Is there a way to extract information from that, how could I use my dataset, share your ideas.

I guess that would depend on what kind of information you would want to extract, and how you put that kind of information into your diary. There is a lot of examples on this forum for extracting information using dataview, but you need specific fields for that in your entries.

This is what I am asking.

What I would like:

  • What do I need right now? Topics that are surrounded by a lot of emotional words.
  • What could I write about in a blog post? Topics that are dealt with the most.
  • Which topics have I never adressed that are worth exploring?

And by topics I am not talking about word with a hashtag or the title of the file that is the biggest, but a broader view, commonality.

Ie I write

I enjoy fishing


I need to go to the lake soon

=> Topic/Commonality/Meta: Activities around water

What kind of information do you come up with that I could extract from a diary - and how?
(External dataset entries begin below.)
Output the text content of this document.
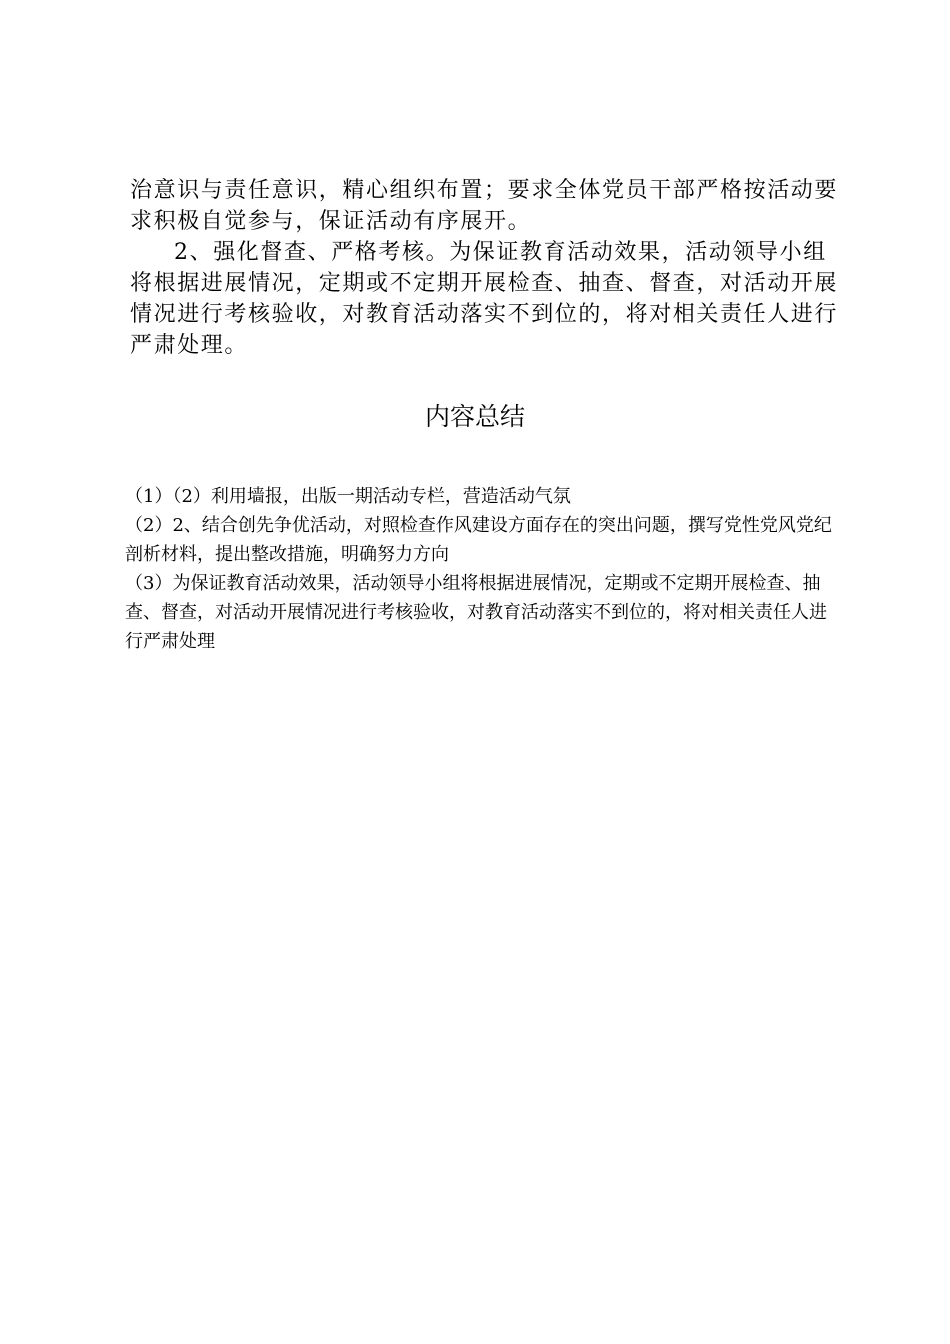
治意识与责任意识，精心组织布置；要求全体党员干部严格按活动要求积极自觉参与，保证活动有序展开。

2、强化督查、严格考核。为保证教育活动效果，活动领导小组将根据进展情况，定期或不定期开展检查、抽查、督查，对活动开展情况进行考核验收，对教育活动落实不到位的，将对相关责任人进行严肃处理。

内容总结

（1）（2）利用墙报，出版一期活动专栏，营造活动气氛

（2）2、结合创先争优活动，对照检查作风建设方面存在的突出问题，撰写党性党风党纪剖析材料，提出整改措施，明确努力方向

（3）为保证教育活动效果，活动领导小组将根据进展情况，定期或不定期开展检查、抽查、督查，对活动开展情况进行考核验收，对教育活动落实不到位的，将对相关责任人进行严肃处理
What kind of information do you come up with that I could extract from a diary - and how?

What you are talking about is NLP, natural language processing. Obsidian is not the place to try to do this. Feel free if you want to try to do searches on key words and see what notes have similarities, but I don’t think there are any NLP tools for Obsidian yet.

I’m in no way an NLP expert, but there are a ton of applications to process text and cull information. Its a huge deep learning topic. Here is a link to get you started.


If you look for a commonality between notes you may want to try extracting so called nearest neighbors for a given note basing on its contents.

I’ve been playing with exactly that lately. Here is the script I use in my research: GitHub - rpast/obsidian_vault_neighbors: Semantic connections recommendation script for Obsidian.md notes.

It is fairly straightforward NLP technique based on token frequency but gives surprisingly accurate semantic result.